His fingers curled into small cracks, Rose pulled himself up over countless tiny ledges toward the sea blue sky. He could feel his boots crunching loose rocks as he ascended; he could taste his own salty sweat.
After fifteen minutes of hard climbing, he pulled himself onto a barren ledge of flat rock. The small jut of rock was about four feet long, less than three feet wide. Close up, the black rock was loaded with specks of shiny mica. Mica and tiny seagull bones.
From the gull’s high burial ground, Damian could see everything he needed to see.
The morning after the Turtle Bay murders had turned out crisp and pure, with a high blue sky all over the Caribbean. A hawk flew directly over his head, watching the empty highway and watching him, it seemed.
Far below, the sea was choppy in spite of the pacific blue skies. Brown reefs were visible on the outskirts of Titchfield Cove.
There was a long, dramatic stretch of crystal beach that ended in another hill of high black rocks.
Damian Rose began to concentrate on a slightly balding dark-haired man and his two children as they walked down the perfect beach.
The three of them were getting their feet and legs wet in the creamy surf… walking along as if they were waiting for the man who photographed such moments for postcards and greeting cards.

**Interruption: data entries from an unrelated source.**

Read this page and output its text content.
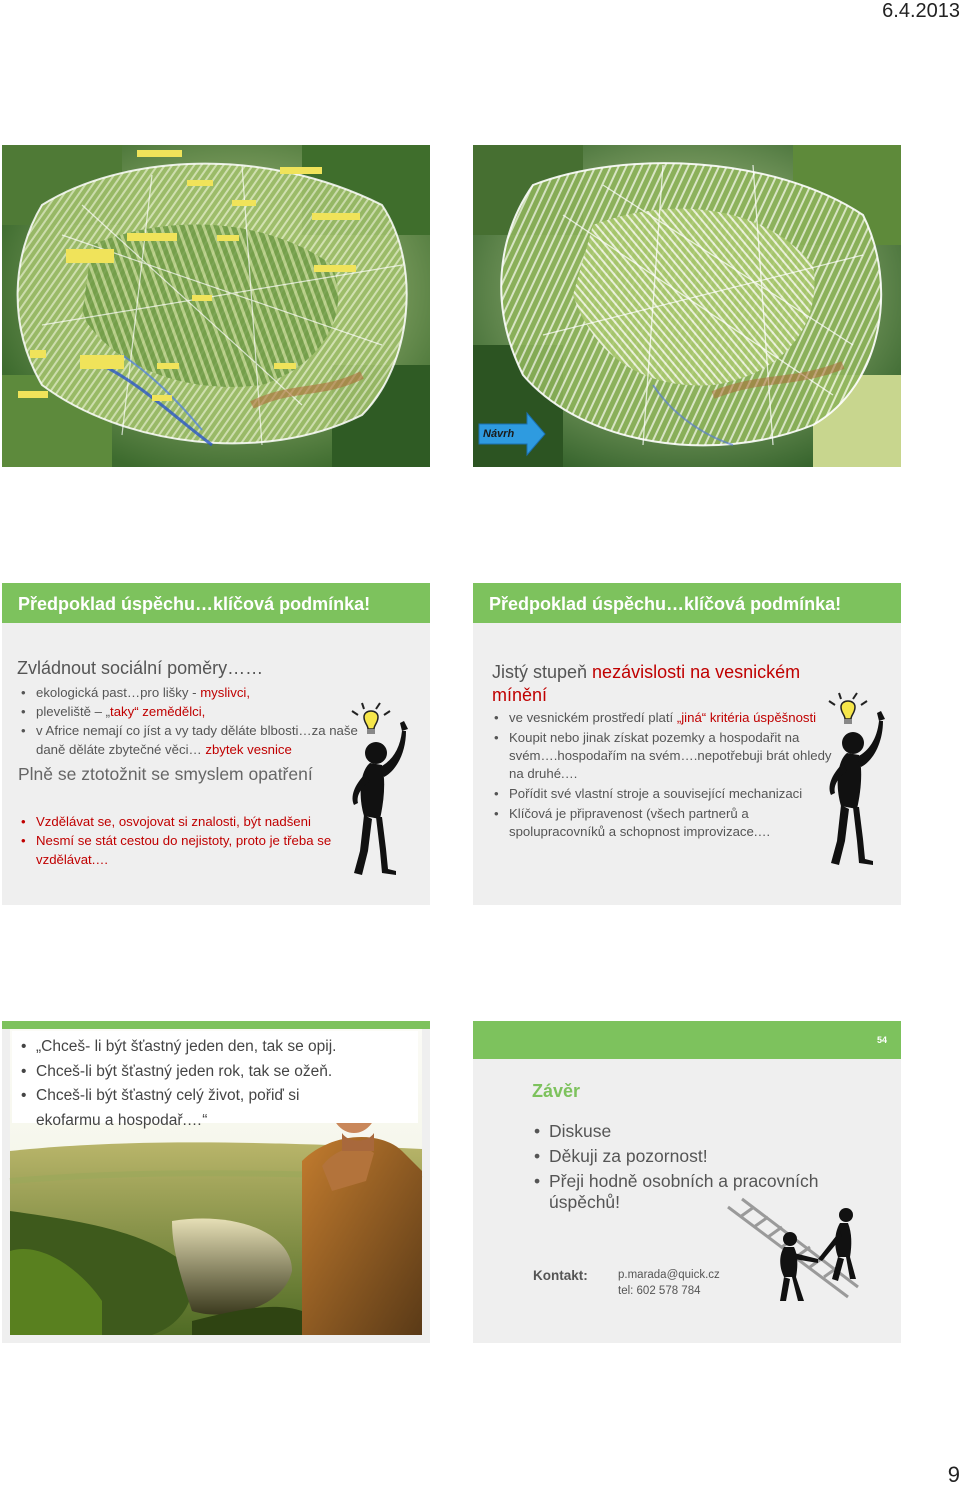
6.4.2013
Návrh
Předpoklad úspěchu…klíčová podmínka!
Zvládnout sociální poměry……
• ekologická past…pro lišky - myslivci,
• pleveliště – „taky“ zemědělci,
• v Africe nemají co jíst a vy tady děláte blbosti…za naše daně děláte zbytečné věci… zbytek vesnice
Plně se ztotožnit se smyslem opatření
• Vzdělávat se, osvojovat si znalosti, být nadšeni
• Nesmí se stát cestou do nejistoty, proto je třeba se vzdělávat.…
Předpoklad úspěchu…klíčová podmínka!
Jistý stupeň nezávislosti na vesnickém mínění
• ve vesnickém prostředí platí „jiná“ kritéria úspěšnosti
• Koupit nebo jinak získat pozemky a hospodařit na svém….hospodařím na svém….nepotřebuji brát ohledy na druhé.…
• Pořídit své vlastní stroje a související mechanizaci
• Klíčová je připravenost (všech partnerů a spolupracovníků a schopnost improvizace.…
• „Chceš- li být šťastný jeden den, tak se opij.
• Chceš-li být šťastný jeden rok, tak se ožeň.
• Chceš-li být šťastný celý život, pořiď si ekofarmu a hospodař.…“
54
Závěr
• Diskuse
• Děkuji za pozornost!
• Přeji hodně osobních a pracovních úspěchů!
Kontakt:	p.marada@quick.cz
tel: 602 578 784
9
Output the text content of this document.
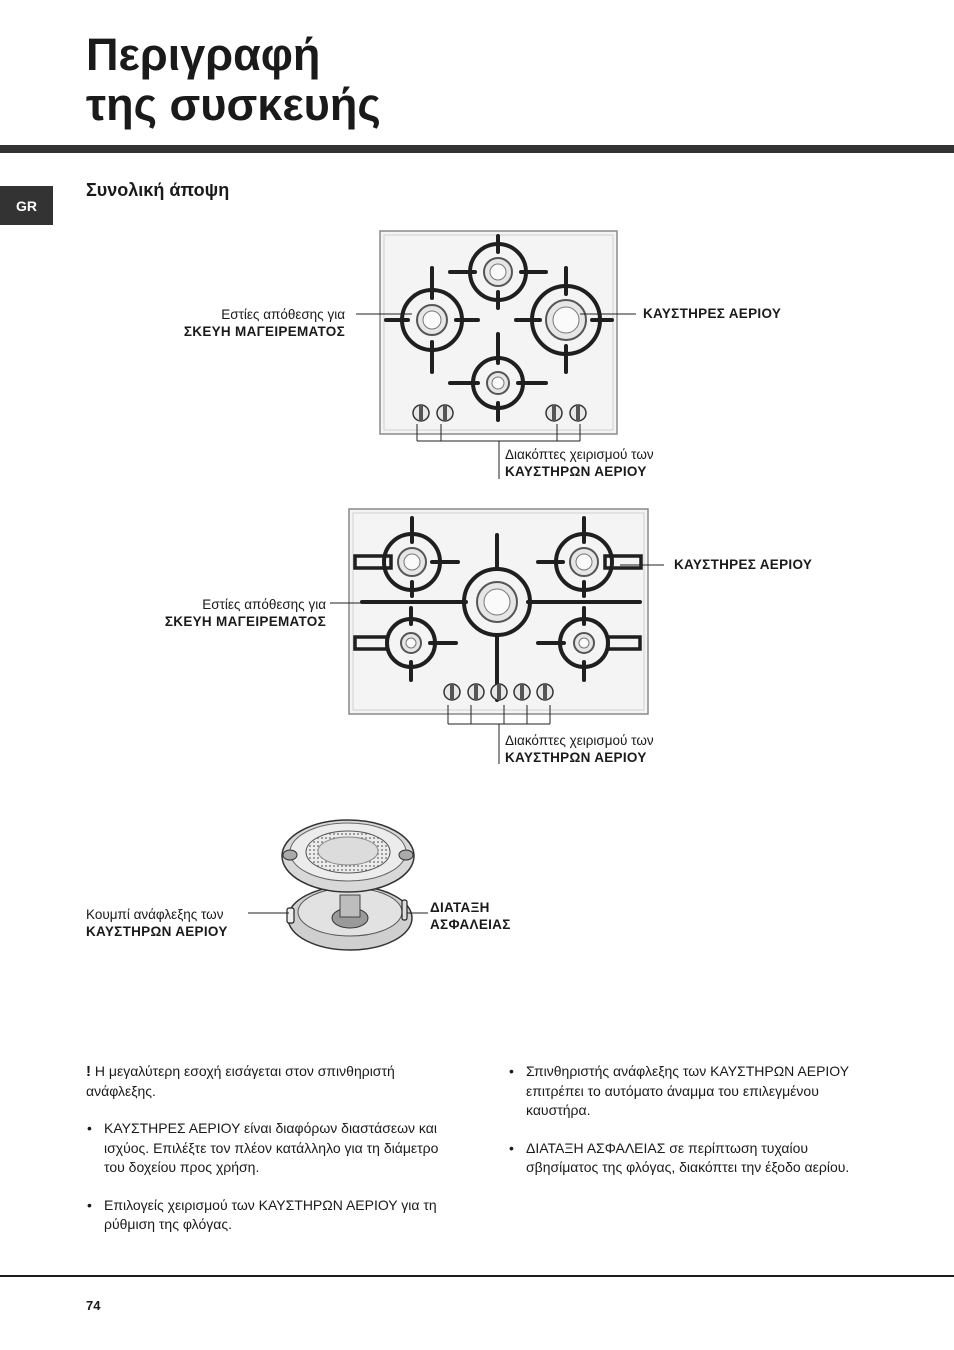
Περιγραφή
της συσκευής
GR
Συνολική άποψη
Εστίες απόθεσης για
ΣΚΕΥΗ ΜΑΓΕΙΡΕΜΑΤΟΣ
ΚΑΥΣΤΗΡΕΣ ΑΕΡΙΟΥ
Διακόπτες χειρισμού των
ΚΑΥΣΤΗΡΩΝ ΑΕΡΙΟΥ
Εστίες απόθεσης για
ΣΚΕΥΗ ΜΑΓΕΙΡΕΜΑΤΟΣ
ΚΑΥΣΤΗΡΕΣ ΑΕΡΙΟΥ
Διακόπτες χειρισμού των
ΚΑΥΣΤΗΡΩΝ ΑΕΡΙΟΥ
Κουμπί ανάφλεξης των
ΚΑΥΣΤΗΡΩΝ ΑΕΡΙΟΥ
ΔΙΑΤΑΞΗ
ΑΣΦΑΛΕΙΑΣ

! Η μεγαλύτερη εσοχή εισάγεται στον σπινθηριστή ανάφλεξης.

• ΚΑΥΣΤΗΡΕΣ ΑΕΡΙΟΥ είναι διαφόρων διαστάσεων και ισχύος. Επιλέξτε τον πλέον κατάλληλο για τη διάμετρο του δοχείου προς χρήση.

• Επιλογείς χειρισμού των ΚΑΥΣΤΗΡΩΝ ΑΕΡΙΟΥ για τη ρύθμιση της φλόγας.

• Σπινθηριστής ανάφλεξης των ΚΑΥΣΤΗΡΩΝ ΑΕΡΙΟΥ επιτρέπει το αυτόματο άναμμα του επιλεγμένου καυστήρα.

• ΔΙΑΤΑΞΗ ΑΣΦΑΛΕΙΑΣ σε περίπτωση τυχαίου σβησίματος της φλόγας, διακόπτει την έξοδο αερίου.

74
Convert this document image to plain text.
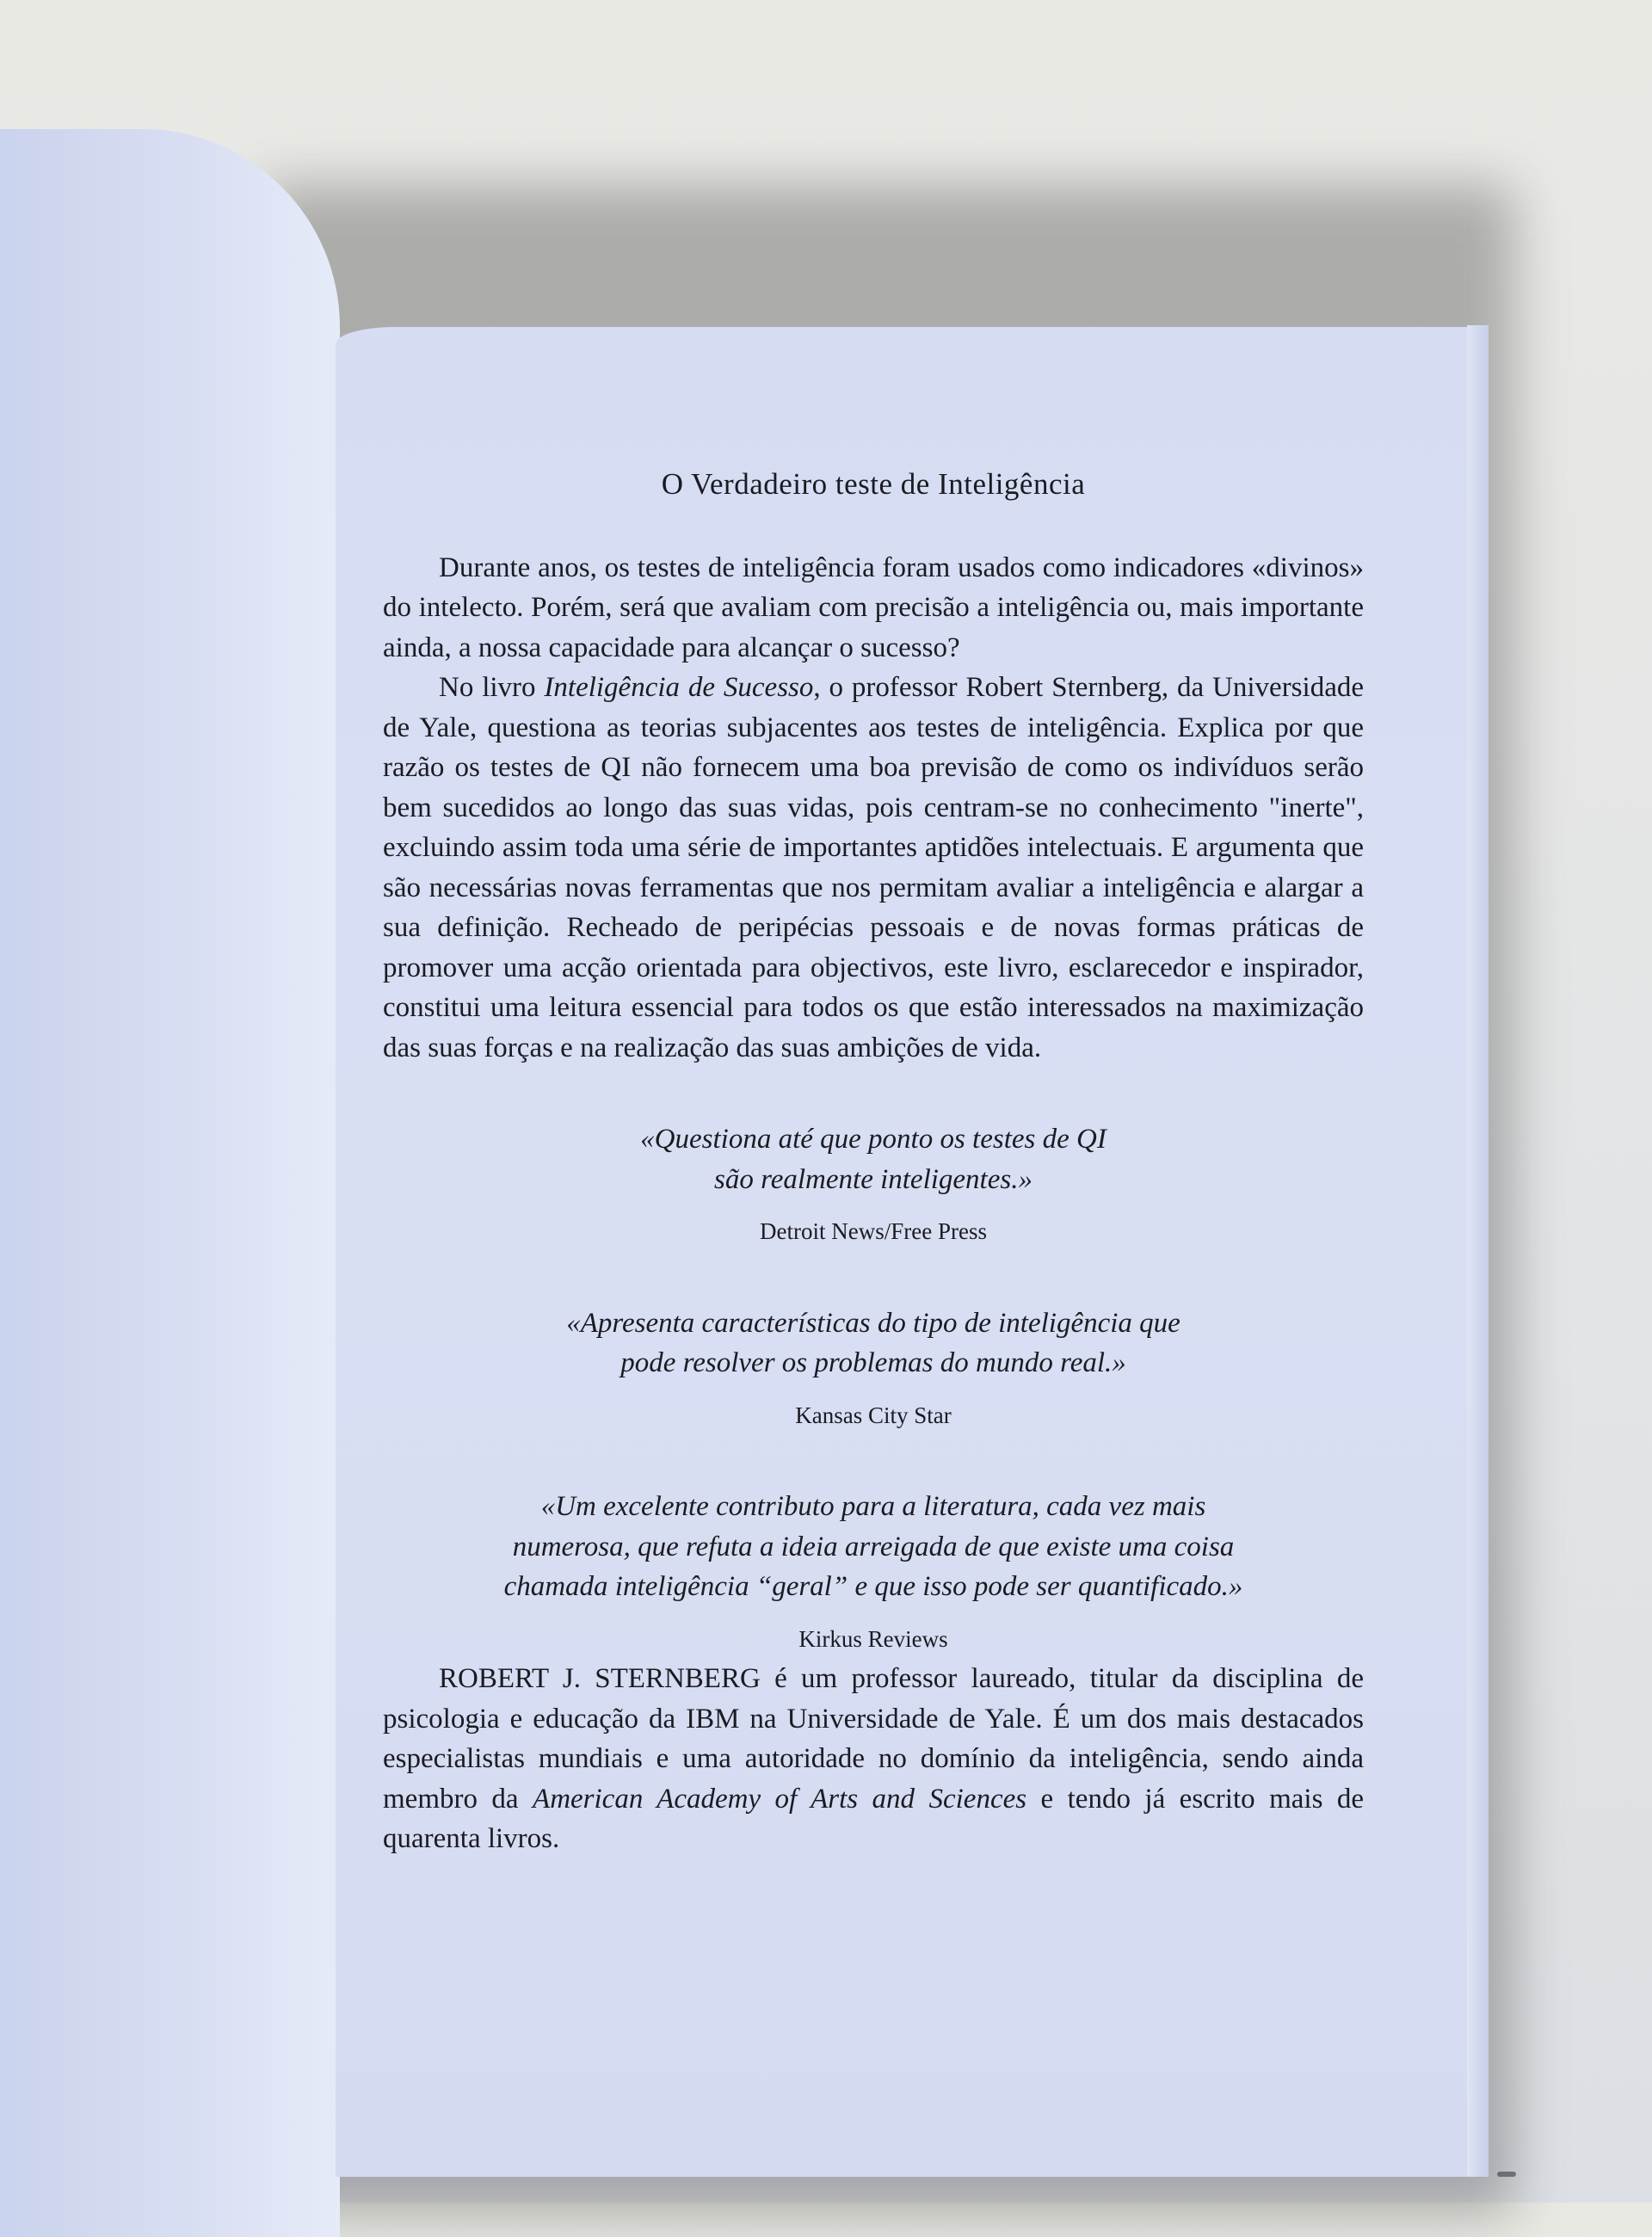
O Verdadeiro teste de Inteligência

Durante anos, os testes de inteligência foram usados como indicadores «divinos» do intelecto. Porém, será que avaliam com precisão a inteligência ou, mais importante ainda, a nossa capacidade para alcançar o sucesso?

No livro Inteligência de Sucesso, o professor Robert Sternberg, da Universidade de Yale, questiona as teorias subjacentes aos testes de inteligência. Explica por que razão os testes de QI não fornecem uma boa previsão de como os indivíduos serão bem sucedidos ao longo das suas vidas, pois centram-se no conhecimento "inerte", excluindo assim toda uma série de importantes aptidões intelectuais. E argumenta que são necessárias novas ferramentas que nos permitam avaliar a inteligência e alargar a sua definição. Recheado de peripécias pessoais e de novas formas práticas de promover uma acção orientada para objectivos, este livro, esclarecedor e inspirador, constitui uma leitura essencial para todos os que estão interessados na maximização das suas forças e na realização das suas ambições de vida.

«Questiona até que ponto os testes de QI
são realmente inteligentes.»
Detroit News/Free Press
«Apresenta características do tipo de inteligência que
pode resolver os problemas do mundo real.»
Kansas City Star
«Um excelente contributo para a literatura, cada vez mais
numerosa, que refuta a ideia arreigada de que existe uma coisa
chamada inteligência “geral” e que isso pode ser quantificado.»
Kirkus Reviews

ROBERT J. STERNBERG é um professor laureado, titular da disciplina de psicologia e educação da IBM na Universidade de Yale. É um dos mais destacados especialistas mundiais e uma autoridade no domínio da inteligência, sendo ainda membro da American Academy of Arts and Sciences e tendo já escrito mais de quarenta livros.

Damian took out two lengths of streamlined black pipe. He began to screw them together. Made a barrel. Screwed the longer pipe into a lightweight stock. Made a gun. Added a sniper’s scope from his backpack.
The dark-haired man, Walter Marks, dived over a small blue wave and disappeared.
His boy and little girl seemed leery of the water. Attractive children, Rose bothere
d to notice. Two blonds, like their mother.
Their father was an ass to take them out the morning after the machete killings. A shallow, foolish ass. Promised them a vacation. Always kept his promises.
Rose put the sight of the German rifle to his eye. Thin crosshairs that didn’t meet.
He watched Marks’s slick brown hair surface in bubbles. The man stood up, and the water was only to his waist. He had a very hairy chest: brown hair that seemed to turn black in wet tufts.
Through the powerful Zeiss sight, Walter Marks seemed close enough to reach out and touch.
Rose saw the Cuban waving from high weeds not far behind the beach. “Shooting goldfish in a bowl”: he remembered a strange, wonderful saying.
Damian squeezed off just one shot.
Walter Marks fell over backward in the three-foot-high water. He looked as if he were trying to step back over a wave to amuse his children.
The bullet had gone through the center of his forehead, spitting out brain like a corkscrew.
The children began to scream at once. They hugged each other and seemed to be dancing in the suddenly pinkish water.
Kingfish and the Cuban appeared with the machete. The Roses’ inspired buck-and-wing team. Wading out into the sea.
Fortunately, but at the same time unfortunately for the Marks children, there had to be witnesses this time. The witnesses were to be the children themselves.
Too bad, Rose thought for a split second. And yet perfect.
The cold-blooded murder of the president of ASTA. The public execution of the president of the American Society of Travel Agents.
Who deserved it for being such a pompous fool. For ignoring all the warnings.
Turtle Bay, San Dominica
Somewhere in the U.S. Marine annals, it says that “a Marine on Embassy Duty is an Ambassador in uniform.”
Clearly out of uniform—dressed in gray insignia shorts and nothing else—twenty-four embassy duty marines spent the morning of May 3 conducting a dreaded sector search of the beach at Turtle Bay.